Exercise regularly: Exercise can lower your blood sugar levels, help you lose weight, and boost your insulin sensitivity, which can keep your blood sugar at an acceptable level. Aim for a minimum of 30 to 60 minutes of moderate physical activity – or 15 to 30 minutes of vigorous aerobic activity – on most days. Take a brisk daily walk, ride a bike, or swim laps. If you can't fit in a long, single workout, spread shorter periods of exercise throughout the day.
Add resistance training to your exercise programme: Try supplementing your aerobic exercise activities with yoga, weightlifting or other types of resistance training two to three times a week. This will help you to maintain a generally active lifestyle as it increases your strength, stamina and balance.
Avoid long periods of inactivity: Being active throughout the day will help control blood sugar levels, so break up long periods of sitting with some stretching exercises, standing or walking around every 30 minutes.
Lose excess weight: If you are overweight, losing just 7 per cent of your body weight can reduce your risk of diabetes. To keep your weight in a healthy range, focus on permanent changes to your eating and exercise habits. Motivate yourself by remembering the benefits of losing weight, such as a healthier heart and having more energy and improved self-esteem.
Avoid fad diets: Diet crazes are unsustainable as they usually exclude food groups or are unnecessarily strict and otherwise restrictive. Instead, focus on finding a sustainable weight-loss plan that works for you. Your doctor or a dietitian will be able to work with you to find a solution if you are unsure where to start.
Eat lots of fibre: High-fibre foods such as non-starchy vegetables and whole grains help to manage inflammation and a variety of other diseases, and they lower blood sugar levels by slowing down the absorption of sugars. They are more filling than other foods, encouraging weight loss, which is also beneficial for reducing blood sugar levels.

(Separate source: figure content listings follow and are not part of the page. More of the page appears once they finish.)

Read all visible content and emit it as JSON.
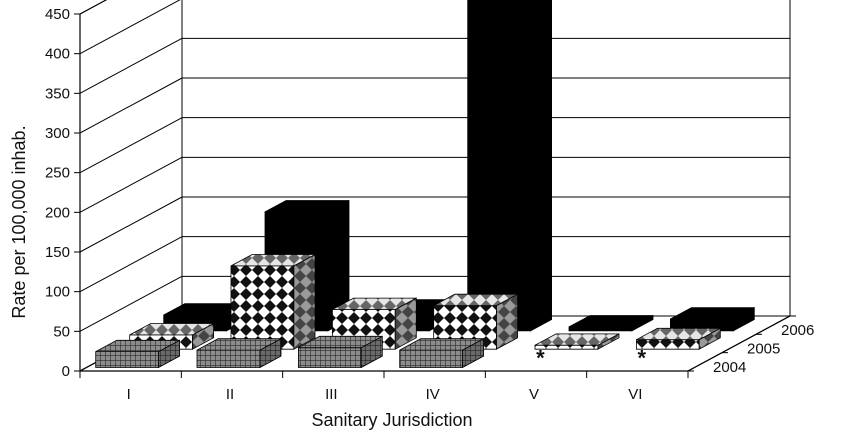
{
  "chart_data": {
    "type": "bar",
    "subtype": "3d-grouped-bar",
    "xlabel": "Sanitary Jurisdiction",
    "ylabel": "Rate per 100,000 inhab.",
    "ylim": [
      0,
      450
    ],
    "yticks": [
      0,
      50,
      100,
      150,
      200,
      250,
      300,
      350,
      400,
      450
    ],
    "grid": true,
    "categories": [
      "I",
      "II",
      "III",
      "IV",
      "V",
      "VI"
    ],
    "series": [
      {
        "name": "2004",
        "values": [
          20,
          22,
          25,
          22,
          0,
          0
        ],
        "pattern": "grid-gray",
        "zero_marker": "*"
      },
      {
        "name": "2005",
        "values": [
          18,
          105,
          50,
          55,
          5,
          12
        ],
        "pattern": "checker-diamond"
      },
      {
        "name": "2006",
        "values": [
          20,
          150,
          25,
          440,
          5,
          15
        ],
        "pattern": "solid-black"
      }
    ]
  }
}
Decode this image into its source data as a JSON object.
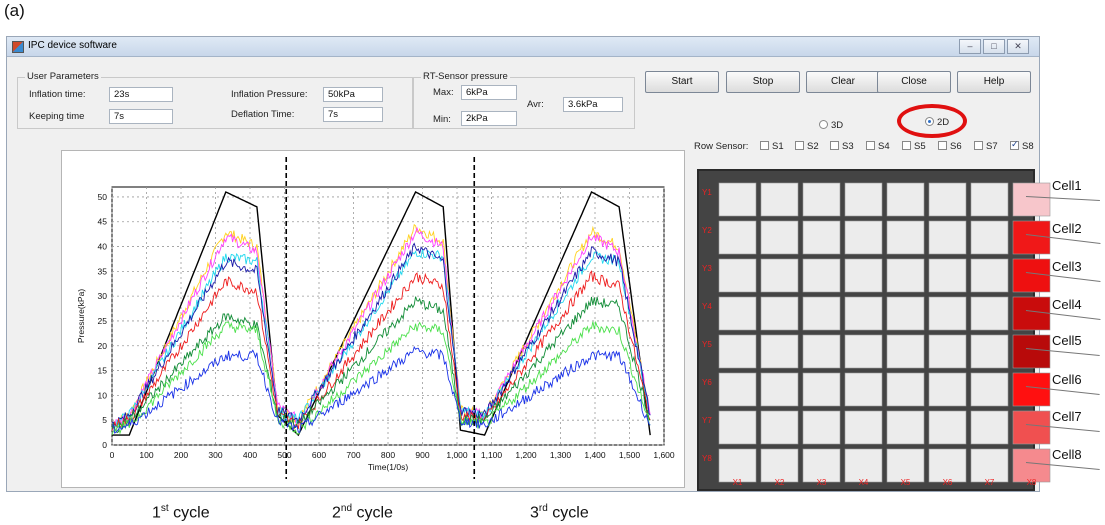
{
  "figure_label": "(a)",
  "window": {
    "title": "IPC device software",
    "controls": [
      "–",
      "□",
      "✕"
    ]
  },
  "user_parameters": {
    "title": "User Parameters",
    "inflation_time_label": "Inflation time:",
    "inflation_time": "23s",
    "keeping_time_label": "Keeping time",
    "keeping_time": "7s",
    "inflation_pressure_label": "Inflation Pressure:",
    "inflation_pressure": "50kPa",
    "deflation_time_label": "Deflation Time:",
    "deflation_time": "7s"
  },
  "rt_sensor": {
    "title": "RT-Sensor pressure",
    "max_label": "Max:",
    "max": "6kPa",
    "min_label": "Min:",
    "min": "2kPa",
    "avr_label": "Avr:",
    "avr": "3.6kPa"
  },
  "buttons": {
    "start": "Start",
    "stop": "Stop",
    "clear": "Clear",
    "close": "Close",
    "help": "Help"
  },
  "view_mode": {
    "options": [
      "3D",
      "2D"
    ],
    "selected": "2D"
  },
  "row_sensor": {
    "label": "Row Sensor:",
    "items": [
      {
        "label": "S1",
        "checked": false
      },
      {
        "label": "S2",
        "checked": false
      },
      {
        "label": "S3",
        "checked": false
      },
      {
        "label": "S4",
        "checked": false
      },
      {
        "label": "S5",
        "checked": false
      },
      {
        "label": "S6",
        "checked": false
      },
      {
        "label": "S7",
        "checked": false
      },
      {
        "label": "S8",
        "checked": true
      }
    ]
  },
  "heatmap": {
    "row_labels": [
      "Y1",
      "Y2",
      "Y3",
      "Y4",
      "Y5",
      "Y6",
      "Y7",
      "Y8"
    ],
    "col_labels": [
      "X1",
      "X2",
      "X3",
      "X4",
      "X5",
      "X6",
      "X7",
      "X8"
    ],
    "base_color": "#ececec",
    "highlight_colors": [
      "#f7c6cb",
      "#f01818",
      "#ee1010",
      "#c90c0c",
      "#b80a0a",
      "#ff1010",
      "#f05050",
      "#f58a8e"
    ],
    "cell_labels": [
      "Cell1",
      "Cell2",
      "Cell3",
      "Cell4",
      "Cell5",
      "Cell6",
      "Cell7",
      "Cell8"
    ]
  },
  "cycle_labels": [
    {
      "num": "1",
      "sup": "st",
      "word": " cycle"
    },
    {
      "num": "2",
      "sup": "nd",
      "word": " cycle"
    },
    {
      "num": "3",
      "sup": "rd",
      "word": " cycle"
    }
  ],
  "chart_data": {
    "type": "line",
    "xlabel": "Time(1/0s)",
    "ylabel": "Pressure(kPa)",
    "xlim": [
      0,
      1600
    ],
    "ylim": [
      0,
      52
    ],
    "x_ticks": [
      0,
      100,
      200,
      300,
      400,
      500,
      600,
      700,
      800,
      900,
      1000,
      1100,
      1200,
      1300,
      1400,
      1500,
      1600
    ],
    "x_tick_labels": [
      "0",
      "100",
      "200",
      "300",
      "400",
      "500",
      "600",
      "700",
      "800",
      "900",
      "1,000",
      "1,100",
      "1,200",
      "1,300",
      "1,400",
      "1,500",
      "1,600"
    ],
    "y_ticks": [
      0,
      5,
      10,
      15,
      20,
      25,
      30,
      35,
      40,
      45,
      50
    ],
    "grid": true,
    "cycle_dividers_x": [
      505,
      1050
    ],
    "series": [
      {
        "color": "#000000",
        "x": [
          0,
          50,
          330,
          420,
          480,
          540,
          880,
          960,
          1010,
          1080,
          1390,
          1470,
          1560
        ],
        "y": [
          2,
          2,
          51,
          48,
          6,
          2,
          51,
          48,
          3,
          2,
          51,
          48,
          2
        ]
      },
      {
        "color": "#ffd21f",
        "x": [
          0,
          50,
          330,
          420,
          480,
          540,
          880,
          960,
          1010,
          1080,
          1390,
          1470,
          1560
        ],
        "y": [
          4,
          6,
          43,
          40,
          8,
          5,
          44,
          41,
          7,
          6,
          43,
          40,
          6
        ]
      },
      {
        "color": "#ff40ff",
        "x": [
          0,
          50,
          330,
          420,
          480,
          540,
          880,
          960,
          1010,
          1080,
          1390,
          1470,
          1560
        ],
        "y": [
          4,
          6,
          42,
          39,
          8,
          5,
          43,
          40,
          7,
          6,
          42,
          39,
          6
        ]
      },
      {
        "color": "#22d8ee",
        "x": [
          0,
          50,
          330,
          420,
          480,
          540,
          880,
          960,
          1010,
          1080,
          1390,
          1470,
          1560
        ],
        "y": [
          4,
          6,
          38,
          37,
          7,
          5,
          39,
          38,
          7,
          6,
          38,
          37,
          6
        ]
      },
      {
        "color": "#1a1aa8",
        "x": [
          0,
          50,
          330,
          420,
          480,
          540,
          880,
          960,
          1010,
          1080,
          1390,
          1470,
          1560
        ],
        "y": [
          4,
          6,
          37,
          35,
          7,
          5,
          40,
          37,
          7,
          6,
          39,
          37,
          6
        ]
      },
      {
        "color": "#ee1c1c",
        "x": [
          0,
          50,
          330,
          420,
          480,
          540,
          880,
          960,
          1010,
          1080,
          1390,
          1470,
          1560
        ],
        "y": [
          4,
          5,
          33,
          31,
          6,
          4,
          34,
          32,
          6,
          5,
          34,
          32,
          5
        ]
      },
      {
        "color": "#118c36",
        "x": [
          0,
          50,
          330,
          420,
          480,
          540,
          880,
          960,
          1010,
          1080,
          1390,
          1470,
          1560
        ],
        "y": [
          3,
          5,
          26,
          24,
          6,
          4,
          29,
          27,
          5,
          5,
          29,
          28,
          5
        ]
      },
      {
        "color": "#4be04b",
        "x": [
          0,
          50,
          330,
          420,
          480,
          540,
          880,
          960,
          1010,
          1080,
          1390,
          1470,
          1560
        ],
        "y": [
          3,
          4,
          24,
          23,
          5,
          3,
          24,
          23,
          5,
          4,
          24,
          23,
          4
        ]
      },
      {
        "color": "#1a32e8",
        "x": [
          0,
          50,
          330,
          420,
          480,
          540,
          880,
          960,
          1010,
          1080,
          1390,
          1470,
          1560
        ],
        "y": [
          3,
          4,
          18,
          18,
          5,
          3,
          19,
          18,
          5,
          4,
          18,
          18,
          4
        ]
      }
    ]
  }
}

Avoid simple carbohydrates: These foods, including white bread and white pasta, pastries, highly processed foods and foods with high-fructose corn syrup, spike blood sugar levels and should be avoided as far as possible.
Choose beverages wisely: Avoid fruit juices, sodas and the like as these are high in sugar and can cause blood sugar to rise quickly. Water is an excellent choice for quenching your thirst, and you can add extra flavour with a slice of lime or lemon.
Quit smoking: According to the American Centres for Disease (CDC), smokers are 30 to 40 percent more likely to develop type 2 diabetes than non-smokers, and smokers are also at greater risk. Nicotine affects your cells’ ability to respond to insulin, which is exacerbated by the effect of chemicals in cigarettes in creating inflammation. In addition, smokers have a higher risk of belly fat, which in turn increases diabetes risk.